According to a new study, Canadian immigrant children are more likely to smoke because they feel it is needed to be a part of the social scenario there.
The number of new immigrant youngsters are less likely to smoke than kids born in Canadian but by the time they spend 10 years here the numbers are nearly the same.
About 1,959 children who were 9 to 12 years old in 24 schools in multi-ethnic inner city neighbourhoods in Montreal, were spoken to by researchers. These kids were a mixture of Canadian-born youngsters who had Canadian parents, foreign-born and Canadian-born who had foreign-born parents.

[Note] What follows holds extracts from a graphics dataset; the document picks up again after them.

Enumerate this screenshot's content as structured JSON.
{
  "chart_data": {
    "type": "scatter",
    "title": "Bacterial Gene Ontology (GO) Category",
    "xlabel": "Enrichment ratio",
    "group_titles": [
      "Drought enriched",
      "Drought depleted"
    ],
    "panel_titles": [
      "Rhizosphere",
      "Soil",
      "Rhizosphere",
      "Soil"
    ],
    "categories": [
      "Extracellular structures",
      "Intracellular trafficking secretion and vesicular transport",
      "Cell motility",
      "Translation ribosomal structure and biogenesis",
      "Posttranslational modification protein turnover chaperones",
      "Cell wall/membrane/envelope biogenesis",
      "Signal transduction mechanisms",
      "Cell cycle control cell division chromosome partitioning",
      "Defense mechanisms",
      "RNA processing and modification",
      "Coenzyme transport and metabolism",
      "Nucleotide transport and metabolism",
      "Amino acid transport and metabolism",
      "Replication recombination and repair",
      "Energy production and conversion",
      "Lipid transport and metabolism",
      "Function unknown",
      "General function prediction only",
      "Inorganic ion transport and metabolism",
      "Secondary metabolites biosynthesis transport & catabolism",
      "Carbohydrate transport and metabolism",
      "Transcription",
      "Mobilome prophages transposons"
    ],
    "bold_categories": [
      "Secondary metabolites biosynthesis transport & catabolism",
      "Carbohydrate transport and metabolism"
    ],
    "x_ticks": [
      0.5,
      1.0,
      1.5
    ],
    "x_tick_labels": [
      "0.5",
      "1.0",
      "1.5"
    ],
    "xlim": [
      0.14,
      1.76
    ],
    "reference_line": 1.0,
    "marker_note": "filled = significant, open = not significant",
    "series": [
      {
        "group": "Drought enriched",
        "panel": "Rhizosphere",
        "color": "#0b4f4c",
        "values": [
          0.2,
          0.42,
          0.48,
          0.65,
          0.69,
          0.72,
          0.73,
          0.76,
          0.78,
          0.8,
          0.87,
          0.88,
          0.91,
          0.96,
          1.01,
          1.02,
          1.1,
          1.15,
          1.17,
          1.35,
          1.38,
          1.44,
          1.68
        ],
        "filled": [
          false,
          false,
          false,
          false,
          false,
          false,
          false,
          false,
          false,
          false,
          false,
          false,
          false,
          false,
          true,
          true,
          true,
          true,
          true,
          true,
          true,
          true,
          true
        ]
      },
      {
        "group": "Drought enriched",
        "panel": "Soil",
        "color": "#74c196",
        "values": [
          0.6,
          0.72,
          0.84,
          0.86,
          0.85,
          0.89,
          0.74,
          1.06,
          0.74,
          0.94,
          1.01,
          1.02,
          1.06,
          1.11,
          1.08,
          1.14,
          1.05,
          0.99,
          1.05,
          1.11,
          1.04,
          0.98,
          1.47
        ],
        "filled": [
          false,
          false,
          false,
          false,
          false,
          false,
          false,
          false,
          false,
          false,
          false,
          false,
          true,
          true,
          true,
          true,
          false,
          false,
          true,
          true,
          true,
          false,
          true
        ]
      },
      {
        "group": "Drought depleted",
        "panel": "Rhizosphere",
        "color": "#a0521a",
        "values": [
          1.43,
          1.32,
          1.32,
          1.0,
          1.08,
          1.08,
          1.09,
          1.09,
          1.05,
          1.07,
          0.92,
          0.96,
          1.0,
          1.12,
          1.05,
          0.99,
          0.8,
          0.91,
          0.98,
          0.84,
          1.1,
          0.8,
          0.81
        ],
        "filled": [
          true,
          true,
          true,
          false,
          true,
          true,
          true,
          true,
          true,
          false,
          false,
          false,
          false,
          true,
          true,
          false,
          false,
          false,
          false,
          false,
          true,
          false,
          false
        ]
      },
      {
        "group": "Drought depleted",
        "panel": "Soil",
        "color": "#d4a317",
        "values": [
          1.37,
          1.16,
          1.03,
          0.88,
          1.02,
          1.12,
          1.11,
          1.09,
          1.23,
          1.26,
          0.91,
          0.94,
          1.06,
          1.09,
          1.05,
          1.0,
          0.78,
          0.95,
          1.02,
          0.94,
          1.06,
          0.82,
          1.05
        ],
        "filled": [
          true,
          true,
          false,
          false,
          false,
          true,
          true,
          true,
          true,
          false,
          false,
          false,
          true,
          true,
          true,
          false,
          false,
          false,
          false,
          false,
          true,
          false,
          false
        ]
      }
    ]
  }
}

Results stated that 10 per cent of immigrant children who are in Canada for five years or less reported they had ever smoked. This number became 21 per cent of children who have been in Canada from six to 10 years and the number further went to 28 per cent of those who lived in Canada for more than a decade. About 29 per cent Canadian children who had Canadian parents smoked.
It was also found that children in poorer neighbourhoods smoked because they belonged to poorer neighbourhoods and wanted to follow the trend at other places as well as a hunger to fit in, said O'Loughlin.
O'Loughlin, who holds a Canadian Research Chair in Early Determinants of Adult Chronic Disease said, "I use the example of Chinese girls. In their own country, they don't smoke. They come to Canada and by the time they're 12 or 13, they're smoking as much as Canadian girls."